Investigating the Role of NADPH Oxidase in Ischemic Stroke Injury: An mRNA Knockdown Approach

Ischemic stroke occurs when a blood vessel in the brain is blocked, depriving the affected area of oxygen and nutrients. This causes extensive cell death and tissue damage. As a result of ischemic injury, AMPA receptors (AMPARs), the major excitatory receptor in the brain, undergo a critical compositional switch becoming GluA2-lacking AMPARs. GluA2 is an essential component as it provides AMPARs the ability to be impermeable to calcium ions, protecting the cells from damage. The GluA2-lacking AMPARs, which are prevalent post-ischemia are permeable to calcium and, therefore, play a major role in mediating delayed cell death. In the current study, we are testing the hypothesis that the activation of an enzyme complex, NADPH oxidase, triggers the AMPAR compositional switch to GluA2-containing to GluA2-lacking AMPARs. mRNA knockdown is a technique that utilizes shRNA sequences, which destabilize and degrade specific mRNAs.

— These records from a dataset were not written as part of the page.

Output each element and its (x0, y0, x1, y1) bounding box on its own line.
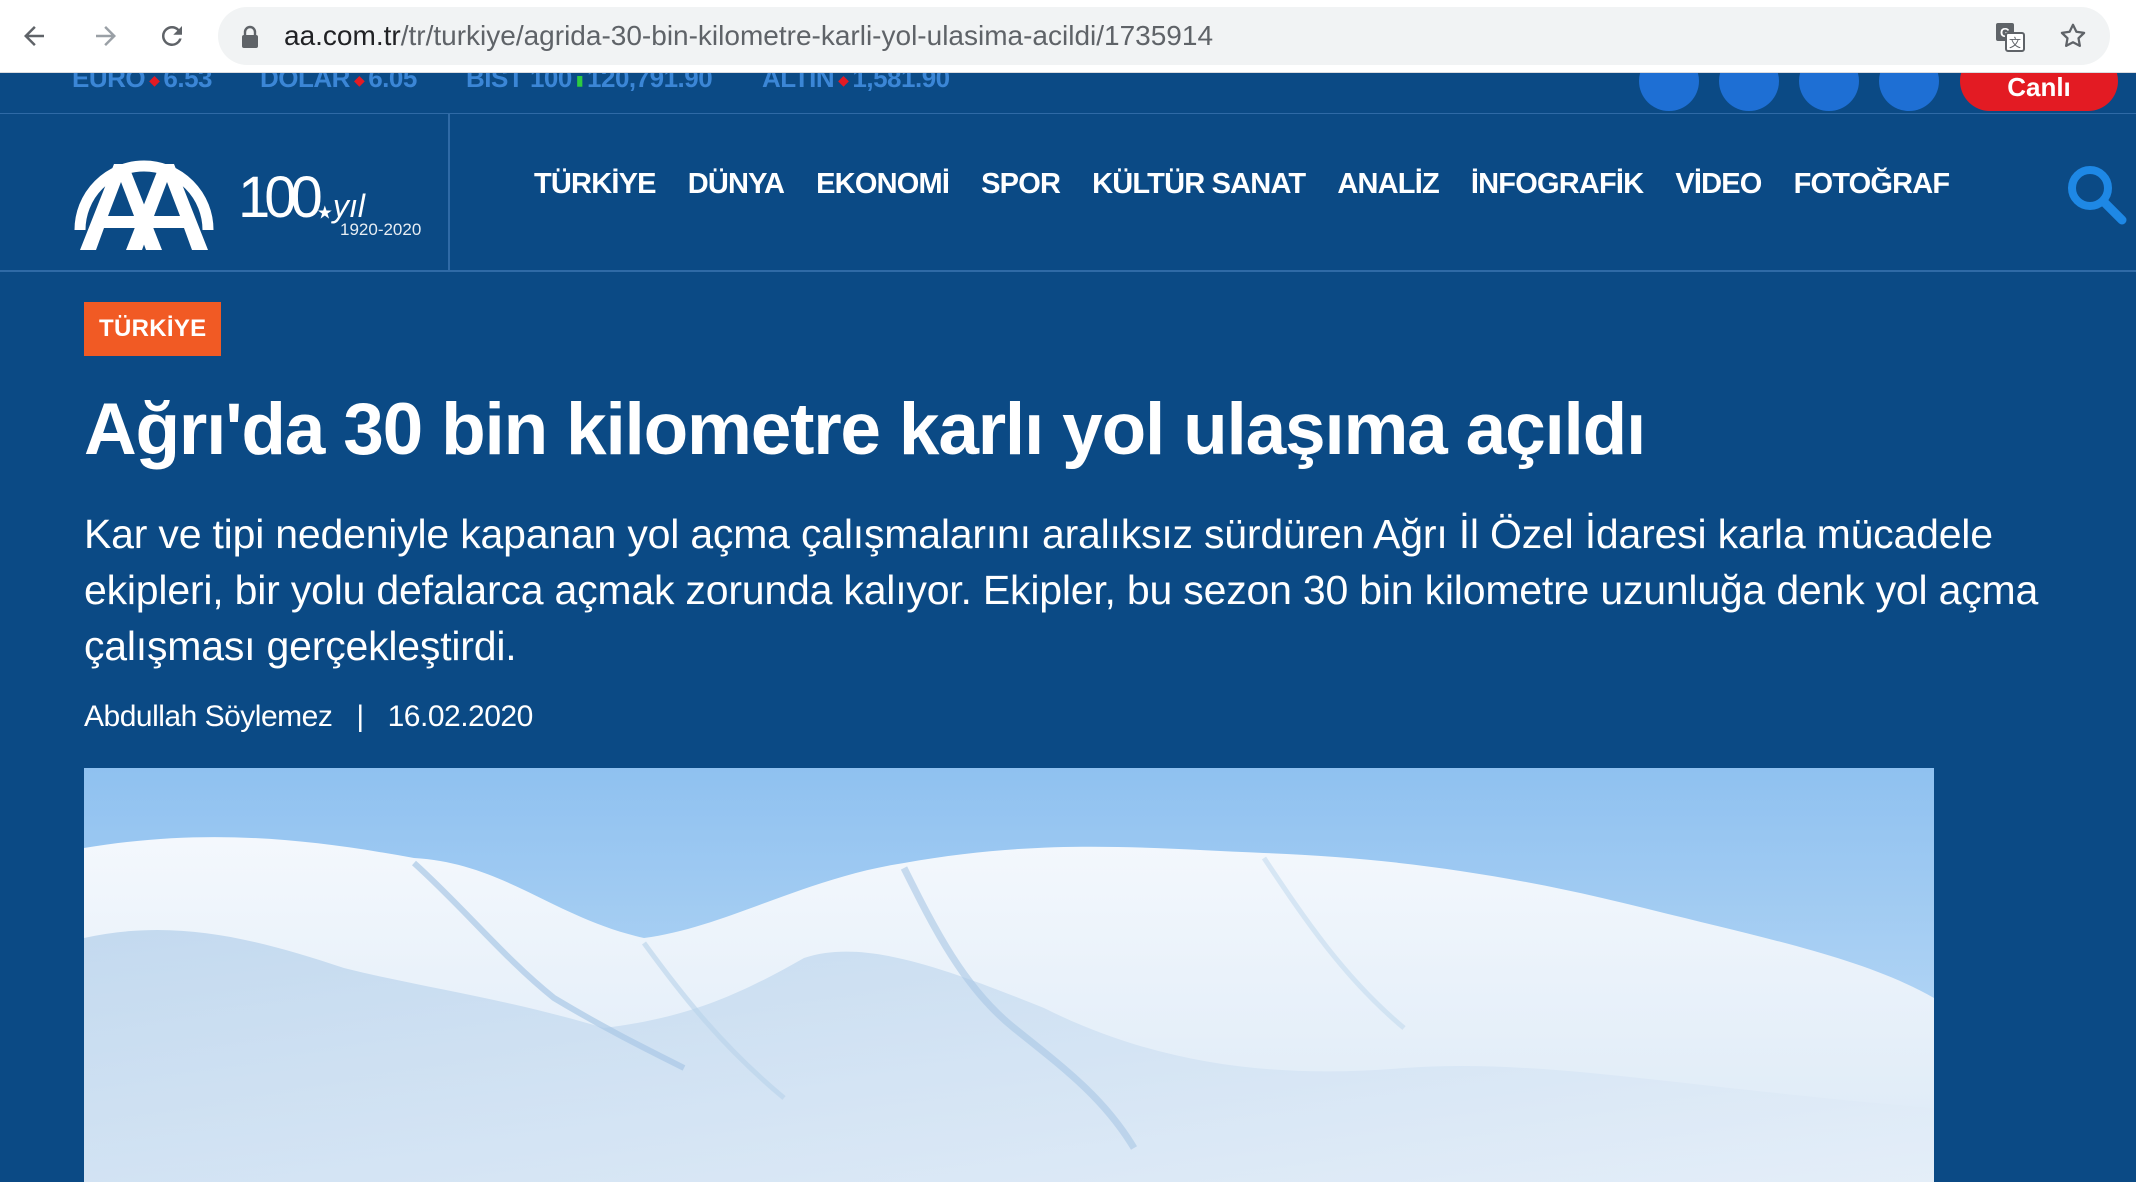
ticker-value: 6.53 (163, 73, 213, 93)
nav-item-fotograf[interactable]: FOTOĞRAF (1794, 168, 1951, 201)
ticker-label: DOLAR (260, 73, 350, 93)
live-button[interactable]: Canlı (1960, 73, 2118, 111)
search-icon[interactable] (2066, 164, 2128, 226)
star-icon[interactable] (2058, 21, 2088, 51)
article-headline: Ağrı'da 30 bin kilometre karlı yol ulaşı… (84, 389, 1646, 470)
forward-arrow-icon (96, 26, 116, 46)
ticker-item-euro[interactable]: EURO ◆ 6.53 (72, 73, 213, 94)
ticker-label: BIST 100 (466, 73, 572, 93)
facebook-icon[interactable] (1639, 73, 1699, 111)
url-domain: aa.com.tr (284, 20, 401, 51)
reload-button[interactable] (152, 16, 192, 56)
nav-item-video[interactable]: VİDEO (1675, 168, 1762, 201)
ticker-value: 6.05 (368, 73, 417, 93)
publish-date: 16.02.2020 (387, 700, 534, 733)
ticker-item-altin[interactable]: ALTIN ◆ 1,581.90 (762, 73, 950, 94)
category-badge[interactable]: TÜRKİYE (84, 302, 222, 356)
star-crescent-icon: ★ (316, 202, 333, 223)
youtube-icon[interactable] (1799, 73, 1859, 111)
nav-item-kultur-sanat[interactable]: KÜLTÜR SANAT (1092, 168, 1306, 201)
ticker-item-dolar[interactable]: DOLAR ◆ 6.05 (260, 73, 417, 94)
ticker-label: EURO (72, 73, 146, 93)
svg-text:文: 文 (2009, 35, 2021, 50)
author-name[interactable]: Abdullah Söylemez (84, 700, 333, 733)
address-bar[interactable]: aa.com.tr/tr/turkiye/agrida-30-bin-kilom… (218, 7, 2110, 65)
nav-item-dunya[interactable]: DÜNYA (688, 168, 785, 201)
logo-divider (448, 114, 450, 270)
article-summary: Kar ve tipi nedeniyle kapanan yol açma ç… (84, 511, 2039, 669)
nav-item-infografik[interactable]: İNFOGRAFİK (1471, 168, 1644, 201)
nav-item-turkiye[interactable]: TÜRKİYE (534, 168, 656, 201)
back-arrow-icon (24, 26, 44, 46)
anniversary-years: 1920-2020 (340, 220, 422, 239)
market-ticker: EURO ◆ 6.53 DOLAR ◆ 6.05 BIST 100 ▮ 120,791.90… (0, 73, 2136, 114)
instagram-icon[interactable] (1879, 73, 1939, 111)
aa-logo[interactable]: AA (70, 132, 218, 254)
down-arrow-icon: ◆ (353, 73, 365, 88)
article-byline: Abdullah Söylemez | 16.02.2020 (84, 700, 533, 734)
ticker-label: ALTIN (762, 73, 835, 93)
twitter-icon[interactable] (1719, 73, 1779, 111)
forward-button[interactable] (86, 16, 126, 56)
up-arrow-icon: ▮ (575, 73, 584, 88)
anniversary-suffix: yıl (332, 188, 365, 224)
ticker-value: 120,791.90 (587, 73, 713, 93)
translate-icon[interactable]: G 文 (1994, 21, 2026, 53)
main-navigation: TÜRKİYE DÜNYA EKONOMİ SPOR KÜLTÜR SANAT … (534, 168, 1981, 201)
url-text: aa.com.tr/tr/turkiye/agrida-30-bin-kilom… (284, 20, 1213, 52)
down-arrow-icon: ◆ (149, 73, 160, 88)
browser-toolbar: aa.com.tr/tr/turkiye/agrida-30-bin-kilom… (0, 0, 2136, 73)
reload-icon (161, 25, 182, 46)
nav-item-spor[interactable]: SPOR (981, 168, 1061, 201)
url-path: /tr/turkiye/agrida-30-bin-kilometre-karl… (400, 20, 1214, 51)
anniversary-number: 100 (238, 165, 323, 230)
byline-separator: | (356, 700, 364, 733)
ticker-value: 1,581.90 (852, 73, 950, 93)
down-arrow-icon: ◆ (838, 73, 849, 88)
back-button[interactable] (14, 16, 54, 56)
nav-item-ekonomi[interactable]: EKONOMİ (816, 168, 950, 201)
nav-item-analiz[interactable]: ANALİZ (1337, 168, 1439, 201)
article-photo (84, 768, 1934, 1182)
ticker-item-bist[interactable]: BIST 100 ▮ 120,791.90 (466, 73, 713, 94)
lock-icon (242, 25, 258, 48)
site-header: AA 100★yıl 1920-2020 TÜRKİYE DÜNYA EKONO… (0, 114, 2136, 272)
snowy-mountain-image (84, 768, 1934, 1182)
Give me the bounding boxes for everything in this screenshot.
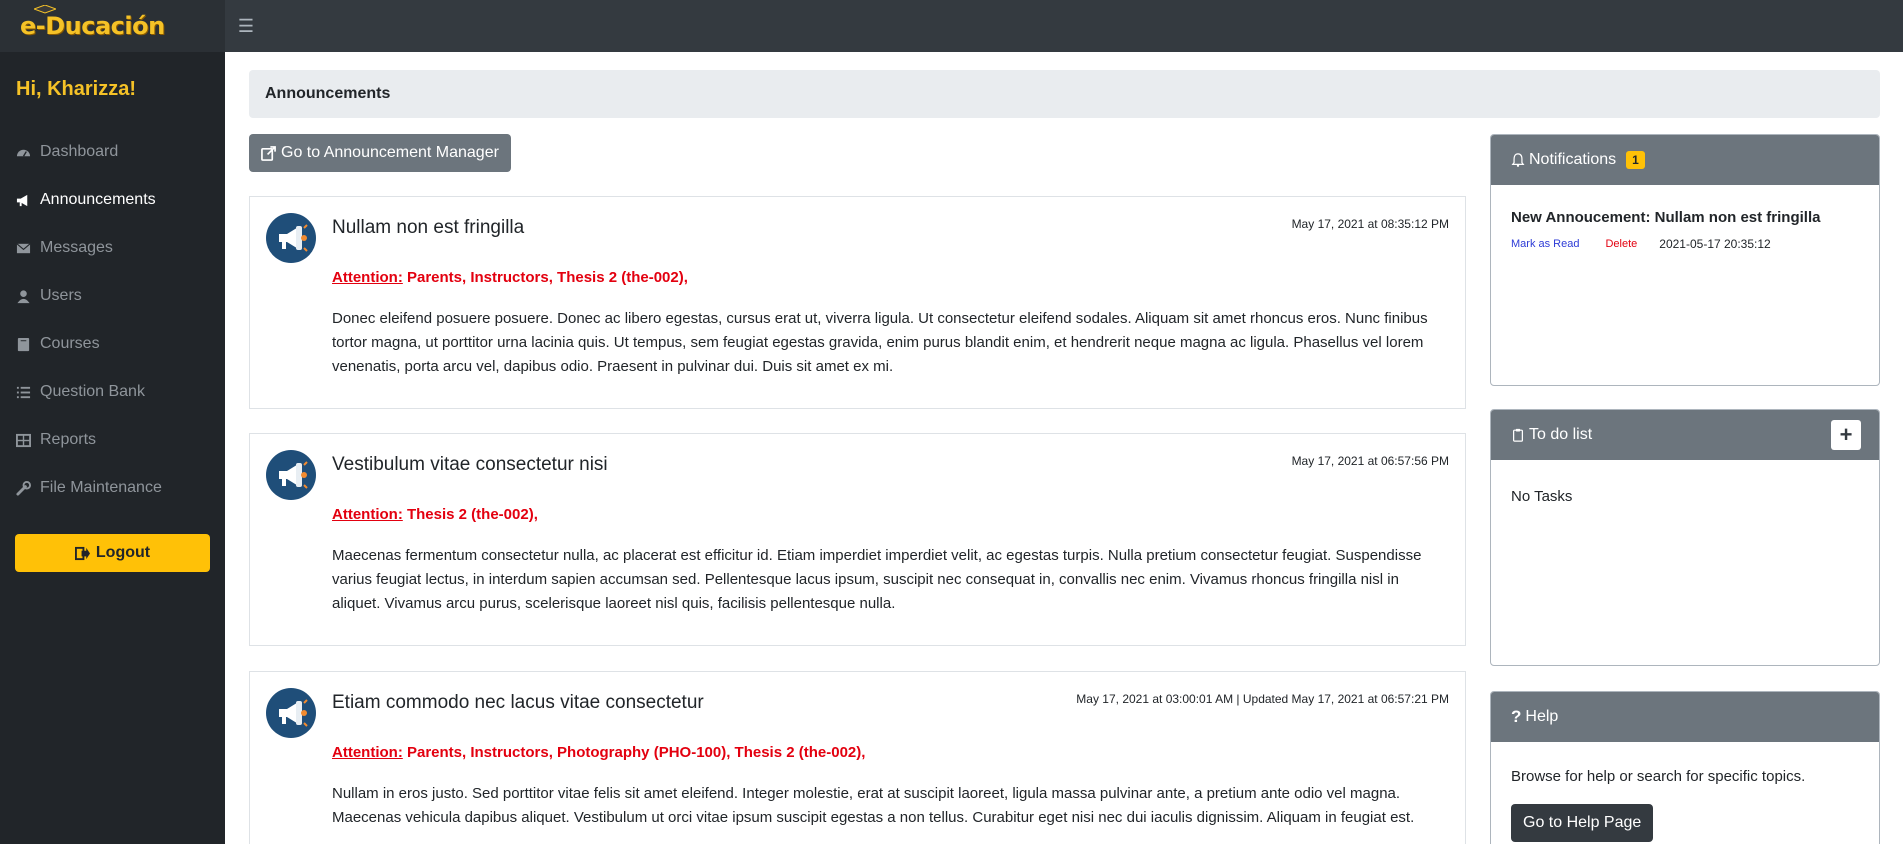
- breadcrumb: Announcements: [249, 70, 1880, 118]
- sidebar-item-label: Dashboard: [40, 143, 119, 160]
- todo-title: To do list: [1529, 426, 1593, 443]
- todo-panel: To do list + No Tasks: [1490, 409, 1880, 666]
- logo-text: e-Ducación: [20, 12, 165, 40]
- sidebar-item-label: Users: [40, 287, 82, 304]
- announcement-date: May 17, 2021 at 08:35:12 PM: [1291, 217, 1449, 231]
- sidebar-item-label: Courses: [40, 335, 100, 352]
- todo-header: To do list +: [1491, 410, 1879, 460]
- app-logo[interactable]: e-Ducación: [20, 5, 165, 40]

By using this method, we can decrease the activity of the NADPH oxidase complex by decreasing the expression of a crucial component of this enzyme, p67phox. To do this, we utilize viruses as a delivery system to transport shRNA sequences into neuronal cells. Three shRNA sequences are currently being tested for their ability to infect cells and how effectively they decrease the activity of NADPH oxidase and knock down the protein levels of p67phox. Future studies will test the GluA2 subunit levels in cells subjected to ischemia to determine if inactivating NADPH oxidase mitigates the loss of GluA2 from AMPARs. We predict that, because NADPH oxidase will be inactive, the AMPAR switch will not occur. Our results will determine if NADPH oxidase does indeed play a role in the AMPAR switch and thus perpetuate tissue damage during stroke.